Energy- and Carbon-efficient CO2 Electrolysis

Abstract

Carbon dioxide/monoxide (CO2/CO) reduction (CO2R/COR) – when powered by renewable electricity – provides a sustainable means to convert emissions into valuable products for the manufacturing, transport, and chemical industries. CO2R can contribute to sustainability through closing the carbon loop, increasing the penetration of renewables in the petrochemical industry, and achieving long-term storage of renewable electricity.
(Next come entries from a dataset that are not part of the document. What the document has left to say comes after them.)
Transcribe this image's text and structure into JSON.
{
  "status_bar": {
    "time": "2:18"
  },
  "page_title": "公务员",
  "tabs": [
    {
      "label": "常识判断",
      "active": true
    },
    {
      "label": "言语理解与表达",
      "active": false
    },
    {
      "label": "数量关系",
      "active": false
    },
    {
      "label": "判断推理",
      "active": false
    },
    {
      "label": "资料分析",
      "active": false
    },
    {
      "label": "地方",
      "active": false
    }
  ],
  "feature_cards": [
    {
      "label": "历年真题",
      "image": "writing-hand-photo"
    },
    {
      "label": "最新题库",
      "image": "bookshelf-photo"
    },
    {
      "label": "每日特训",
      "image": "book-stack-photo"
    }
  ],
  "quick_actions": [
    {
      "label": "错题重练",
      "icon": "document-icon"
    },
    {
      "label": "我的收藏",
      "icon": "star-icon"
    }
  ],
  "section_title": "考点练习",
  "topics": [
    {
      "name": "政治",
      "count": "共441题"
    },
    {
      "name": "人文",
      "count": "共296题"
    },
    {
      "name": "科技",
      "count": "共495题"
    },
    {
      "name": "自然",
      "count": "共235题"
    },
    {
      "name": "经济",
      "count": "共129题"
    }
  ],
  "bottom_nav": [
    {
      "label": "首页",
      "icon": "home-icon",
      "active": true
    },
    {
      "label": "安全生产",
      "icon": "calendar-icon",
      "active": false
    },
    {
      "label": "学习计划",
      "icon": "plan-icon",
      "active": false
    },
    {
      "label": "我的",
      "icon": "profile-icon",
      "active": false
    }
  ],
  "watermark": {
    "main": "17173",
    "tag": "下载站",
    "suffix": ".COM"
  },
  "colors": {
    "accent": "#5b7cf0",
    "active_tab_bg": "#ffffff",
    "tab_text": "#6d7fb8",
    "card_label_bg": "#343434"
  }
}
Despite considerable promise, there have yet been few demonstrations of CO2R with a rate, energy efficiency, and carbon efficiency that would bring techno-economics in line with incumbents. The main objective of the thesis is to contribute to the realization of energy- and carbon-efficient CO2R. The first three technical chapters of this thesis focus on improving the performance metrics in flow cells and membrane electrode assembly electrolyzers (Chapters 3, 4, and 5). The last two technical chapters focus on implementing the performance-boosting strategies into carbonate-formation-free systems to achieve simultaneously high carbon and energy efficiencies (Chapters 6 and 7). The first work reports a new catalyst design that decouples gas, ion, and electron transport and enables, for the first time, CO2R at activities greater than 1 A cm−2 in alkaline flow cell electrolyzers (Chapter 3). Then, low overpotential and high selectivity in CO2R is achieved via an adparticle functionalization catalyst: gold adparticles formed on the silver-gold alloying interface via galvanic replacement (Chapter 4). A molecule:ionomer hierarchy is developed to lower the activation barrier for C–C coupling and control CO2, water, and proton transport – which in turn enabled record energy efficiency towards ethylene at industrially relevant reaction rates (Chapter 5). A cascade system – CO2R to CO in a solid oxide electrolysis cell (SOEC) with zero carbonate formation and COR to C2+ products in a MEA electrolyzer – is developed to achieve record low energy intensities in the electrosynthesis of C2+ products (Chapter 6). Finally, a catalyst microenvironment exhibiting cation repulsion and anion attraction is developed to combine practical energy- and carbon-efficiency in electrosynthesis of C2+ from CO2/CO feedstocks (Chapter 7).